On 3/7/2013, Minnesota Representatives Jim Davnie and Rick Hansen presented a letter to Jim Nobles at the Minnesota Office of the Legislative Auditor (OLA) co-signed by 86 fellow members of the MN legislature (that’s 42 percent of all seats) requesting that his office “audit the books of the Minnesota Orchestra Association (MOA), including a review of its feasibility study for the remodeling of Orchestra Hall, a review of the use of all public funds, and of testimony of Orchestra principals before legislative committees for and about securing of” state funds for the orchestra’s current renovation project and subsequent operational subsidies.
It’s one thing to have a handful of state representatives ask questions in a hearing but when nearly half of the state’s legislature begin demanding an investigation, it’s an entirely new ballgame.
According to the OLA’s website, their office is tasked with oversight and investigation into the state’s many programs. With dedicated divisions for financial audits and program evaluation, the office could grant this request and produce reports that would subsequently be used in any legislative hearings into whether or not certain MOA representatives misled the state when seeking requests for funding.
The epicenter of this particular political storm is MOA President and CEO Michael Henson, who is the only MOA official to be mentioned by name in the Davnie-Hansen letter.
If nothing else, it appears as though the state will have plenty of time to grind the gears legislative action since the MOA work stoppage doesn’t appear to be ending any time soon.

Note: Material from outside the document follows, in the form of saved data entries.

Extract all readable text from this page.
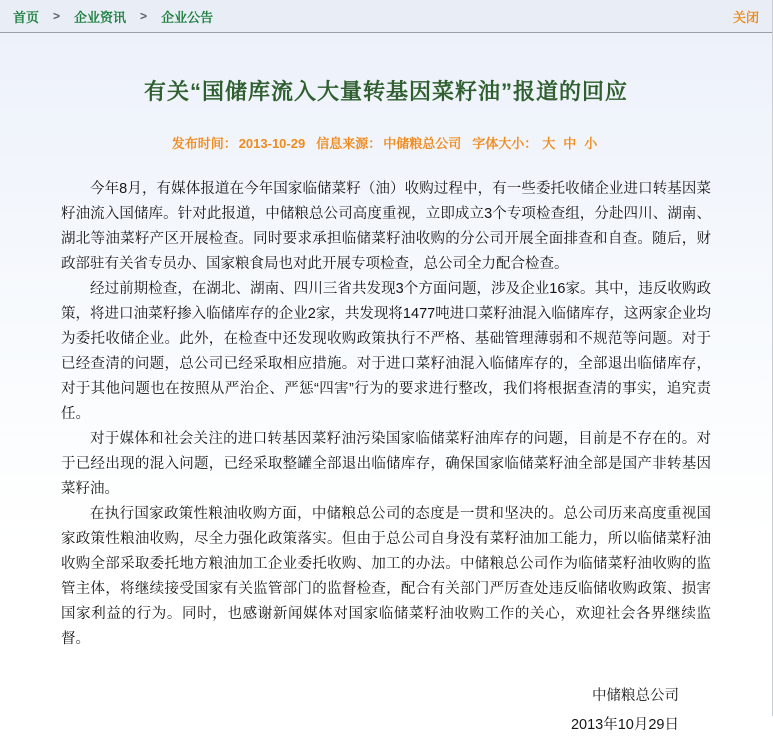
首页 > 企业资讯 > 企业公告	关闭
有关“国储库流入大量转基因菜籽油”报道的回应
发布时间： 2013-10-29 信息来源： 中储粮总公司 字体大小： 大 中 小

今年8月，有媒体报道在今年国家临储菜籽（油）收购过程中，有一些委托收储企业进口转基因菜籽油流入国储库。针对此报道，中储粮总公司高度重视，立即成立3个专项检查组，分赴四川、湖南、湖北等油菜籽产区开展检查。同时要求承担临储菜籽油收购的分公司开展全面排查和自查。随后，财政部驻有关省专员办、国家粮食局也对此开展专项检查，总公司全力配合检查。

经过前期检查，在湖北、湖南、四川三省共发现3个方面问题，涉及企业16家。其中，违反收购政策，将进口油菜籽掺入临储库存的企业2家，共发现将1477吨进口菜籽油混入临储库存，这两家企业均为委托收储企业。此外，在检查中还发现收购政策执行不严格、基础管理薄弱和不规范等问题。对于已经查清的问题，总公司已经采取相应措施。对于进口菜籽油混入临储库存的，全部退出临储库存，对于其他问题也在按照从严治企、严惩“四害”行为的要求进行整改，我们将根据查清的事实，追究责任。

对于媒体和社会关注的进口转基因菜籽油污染国家临储菜籽油库存的问题，目前是不存在的。对于已经出现的混入问题，已经采取整罐全部退出临储库存，确保国家临储菜籽油全部是国产非转基因菜籽油。

在执行国家政策性粮油收购方面，中储粮总公司的态度是一贯和坚决的。总公司历来高度重视国家政策性粮油收购，尽全力强化政策落实。但由于总公司自身没有菜籽油加工能力，所以临储菜籽油收购全部采取委托地方粮油加工企业委托收购、加工的办法。中储粮总公司作为临储菜籽油收购的监管主体，将继续接受国家有关监管部门的监督检查，配合有关部门严厉查处违反临储收购政策、损害国家利益的行为。同时，也感谢新闻媒体对国家临储菜籽油收购工作的关心，欢迎社会各界继续监督。

中储粮总公司
2013年10月29日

Perhaps unsurprisingly, there’s no mention in the letter about what might actually come about as a byproduct of an investigation. Will the state ask for their money back, will this ordeal poison the well for future funding requests from arts group, or will the request become dead in the water via red tape and political shenanigans?
Time will tell.
If nothing else, and assuming they haven’t done so already, the MOA board should be taking a very close look at their state’s rules and regulations as applied to nonprofit board accountability, not to mention their directors and officers liability insurance policy (colloquially known as D&O insurance).